Beman Dawes wrote:
On Wed, Oct 29, 2008 at 11:33 PM, Edward Diener <eldiener@tropicsoft.com>wrote:
Beman Dawes wrote: ... The issue for me was just ease of instantiation of a basic_path based solely on a string type ( which is actually a character type ). One can not currently instantiate a basic_path with:
boost::filesystem::basic_path<std::basic_string<char>, boost::filesystem::basic_trait<std::basic_string<char> > > myPath;
where one just specifies the character type.
Why would one want to do that ? For two reasons:
1) In a VC++ program which may be multibyte or Unicode depending on a compiler option, we would have:
boost::filesystem::basic_path<std::basic_string<_TCHAR>, boost::filesystem::basic_trait<std::basic_string<_TCHAR> > > myPath;
2) A template class or template function taking a character type parameter would just pass that type in to filesystem to instantiate the correct type path.
So I do not know whether your version 3 solves makes that easier or not, but hopefully it does.

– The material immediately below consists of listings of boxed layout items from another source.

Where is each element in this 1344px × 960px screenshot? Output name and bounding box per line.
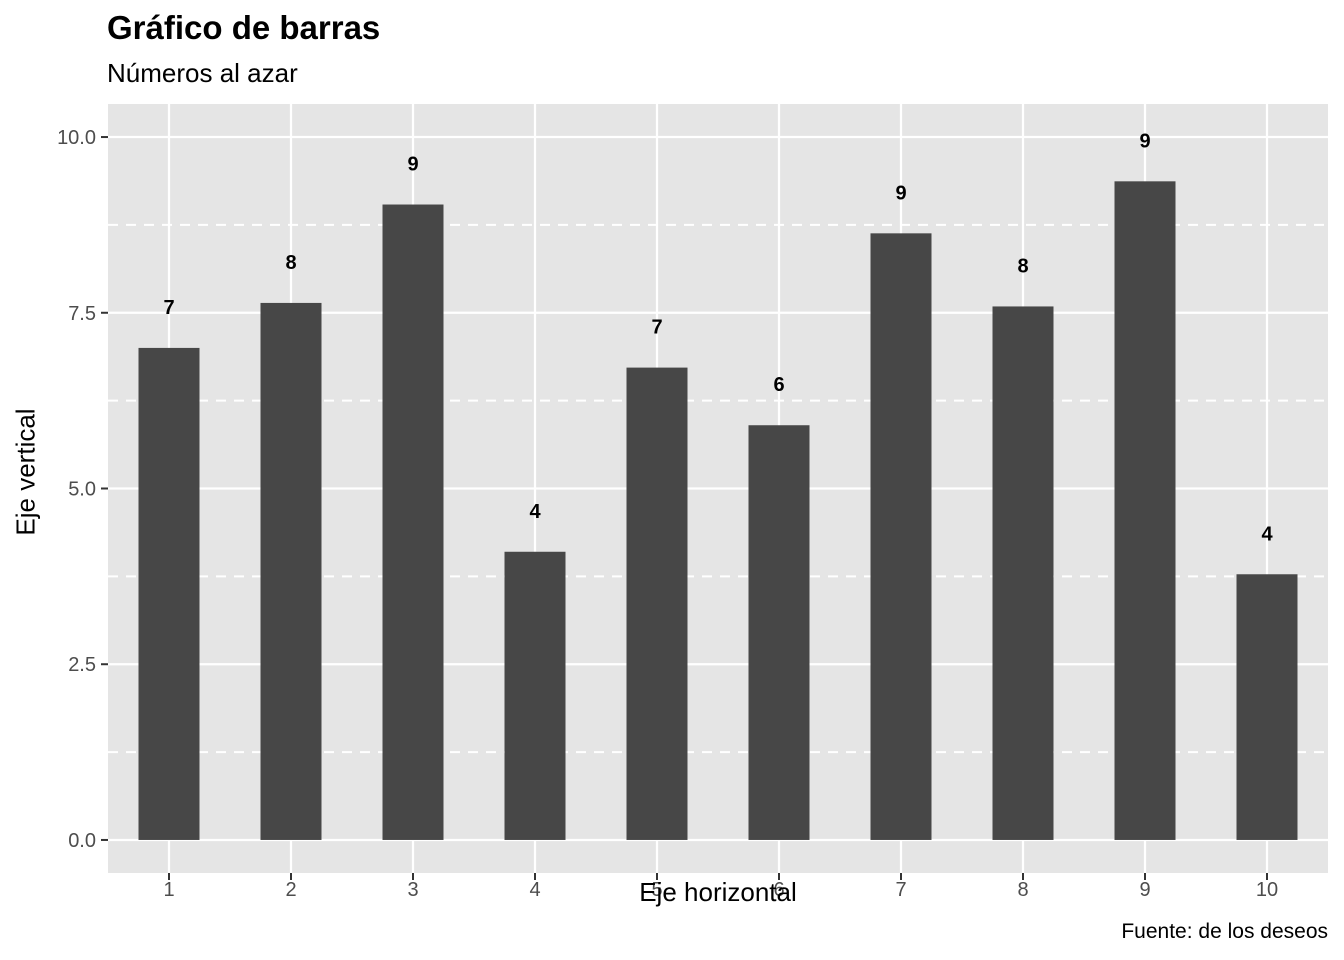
x-tick-label: 8 (1017, 879, 1028, 901)
x-tick-label: 4 (529, 879, 540, 901)
x-tick-label: 1 (163, 879, 174, 901)
bar-5 (626, 367, 688, 840)
y-tick-label: 2.5 (68, 654, 96, 676)
data-label-4: 4 (529, 501, 541, 523)
x-tick-label: 5 (651, 879, 662, 901)
data-label-10: 4 (1261, 523, 1273, 545)
bar-4 (504, 551, 566, 840)
bar-3 (382, 204, 444, 840)
chart-subtitle: Números al azar (107, 58, 298, 88)
data-label-3: 9 (407, 154, 418, 176)
chart-caption: Fuente: de los deseos (1121, 920, 1328, 943)
data-label-7: 9 (895, 182, 906, 204)
x-tick-label: 7 (895, 879, 906, 901)
bar-1 (138, 347, 200, 840)
x-tick-label: 10 (1256, 879, 1278, 901)
data-label-2: 8 (285, 252, 296, 274)
data-label-5: 7 (651, 317, 662, 339)
bar-8 (992, 306, 1054, 840)
x-tick-label: 2 (285, 879, 296, 901)
data-label-9: 9 (1139, 130, 1150, 152)
y-tick-label: 0.0 (68, 830, 96, 852)
data-label-8: 8 (1017, 255, 1028, 277)
y-tick-label: 5.0 (68, 479, 96, 501)
bar-9 (1114, 181, 1176, 840)
x-tick-label: 9 (1139, 879, 1150, 901)
bar-10 (1236, 574, 1298, 840)
x-tick-label: 6 (773, 879, 784, 901)
bar-2 (260, 302, 322, 840)
chart-title: Gráfico de barras (107, 9, 381, 46)
x-axis-label: Eje horizontal (639, 877, 797, 907)
data-label-1: 7 (163, 297, 174, 319)
y-axis-label: Eje vertical (10, 408, 41, 536)
y-tick-label: 10.0 (57, 127, 96, 149)
bar-6 (748, 425, 810, 840)
bar-7 (870, 233, 932, 840)
x-tick-label: 3 (407, 879, 418, 901)
y-tick-label: 7.5 (68, 303, 96, 325)
data-label-6: 6 (773, 374, 784, 396)
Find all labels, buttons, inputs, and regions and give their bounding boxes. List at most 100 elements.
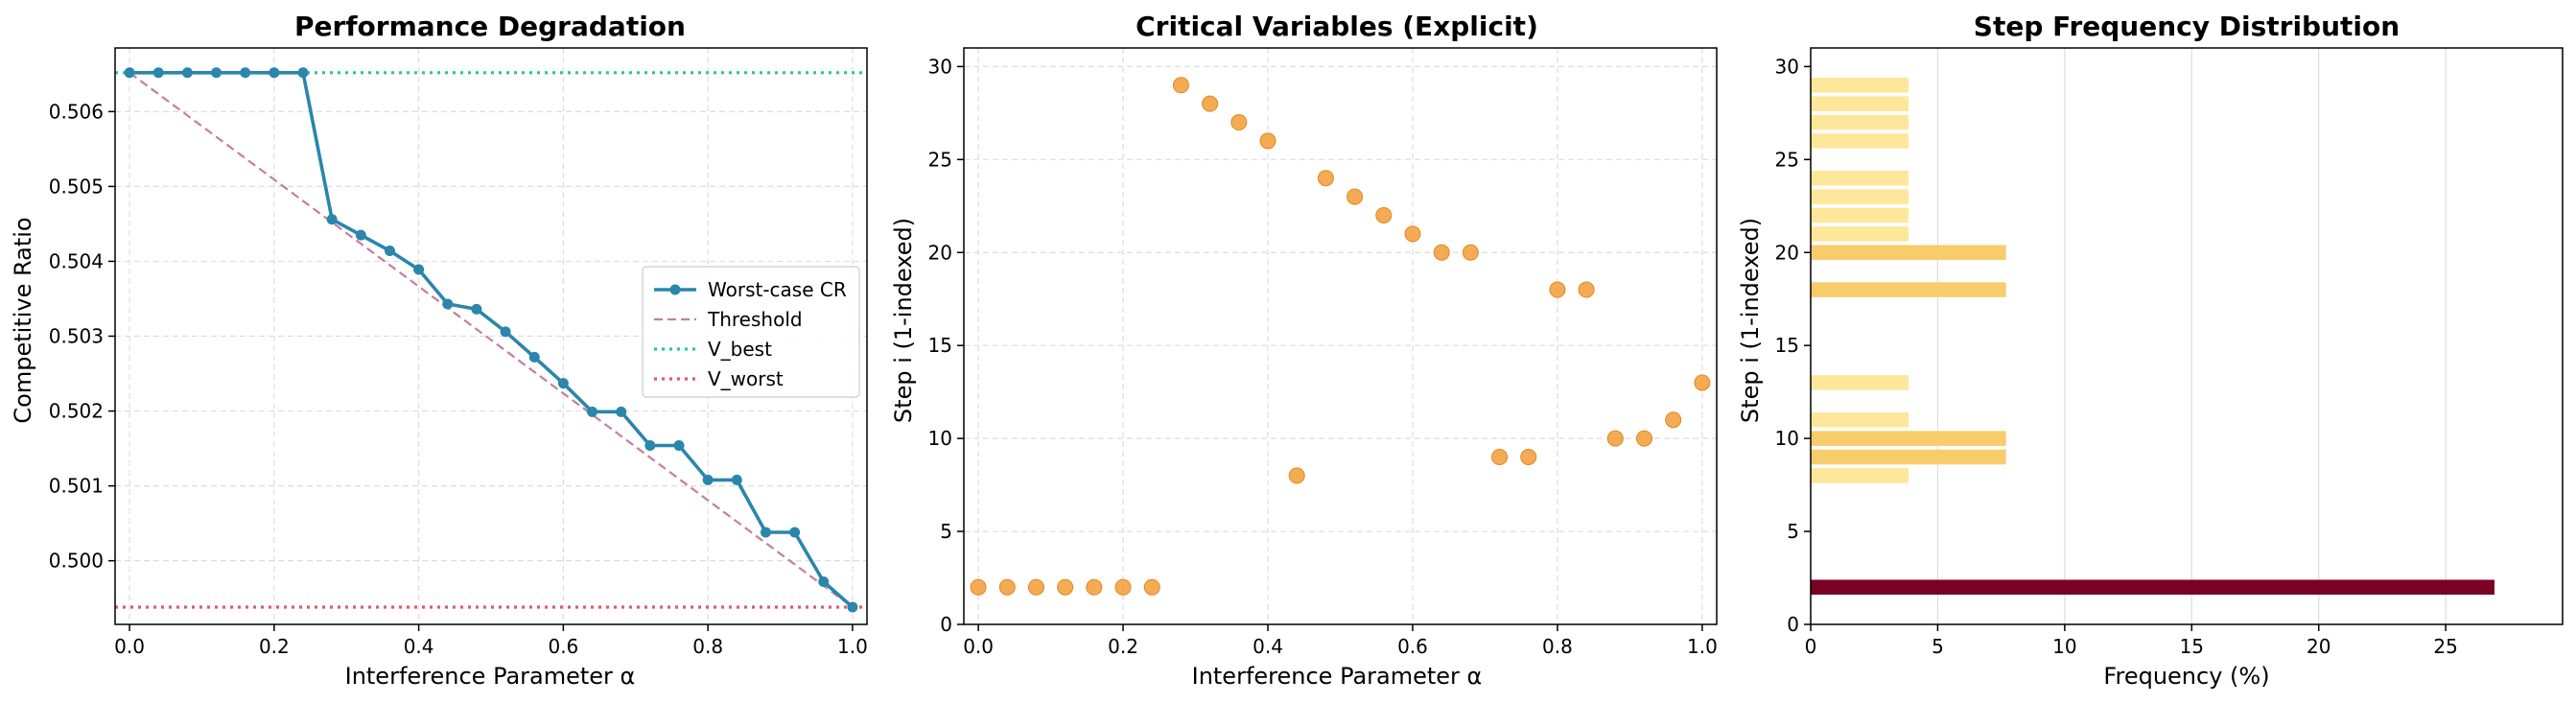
x-tick-label: 0.8 [1542, 635, 1573, 658]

Here is an example; this code does compile and run correctly under V3:
#include <boost/filesystem/path.hpp> #include <boost/filesystem/operations.hpp> #include <string> #include <cassert> #include <windows.h> #include <winnt.h>
namespace fs = boost::filesystem;
typedef std::basic_string<TCHAR> tstring;
void func( const fs::path & p ) { assert( fs::exists( p ) ); }
int main() { // get a path that is known to exist fs::path cp = fs::current_path();
// demo: get tstring from the path tstring cp_as_tstring = cp.string<tstring>();
// demo: pass tstring to filesystem function taking path assert( fs::exists( cp_as_tstring ) );
// demo: pass tstring to user function taking path func( cp_as_tstring );
return 0; }
It looks like you are saying that a boost::filesystem::path can be created from any string type and that one can retrieve the path as any string type. I can not think of any immediate objection to using boost::filesystem::path in this way, and it does simplify the use of it with different string types. This certainly seems like a worthwhile way to upgrade the library.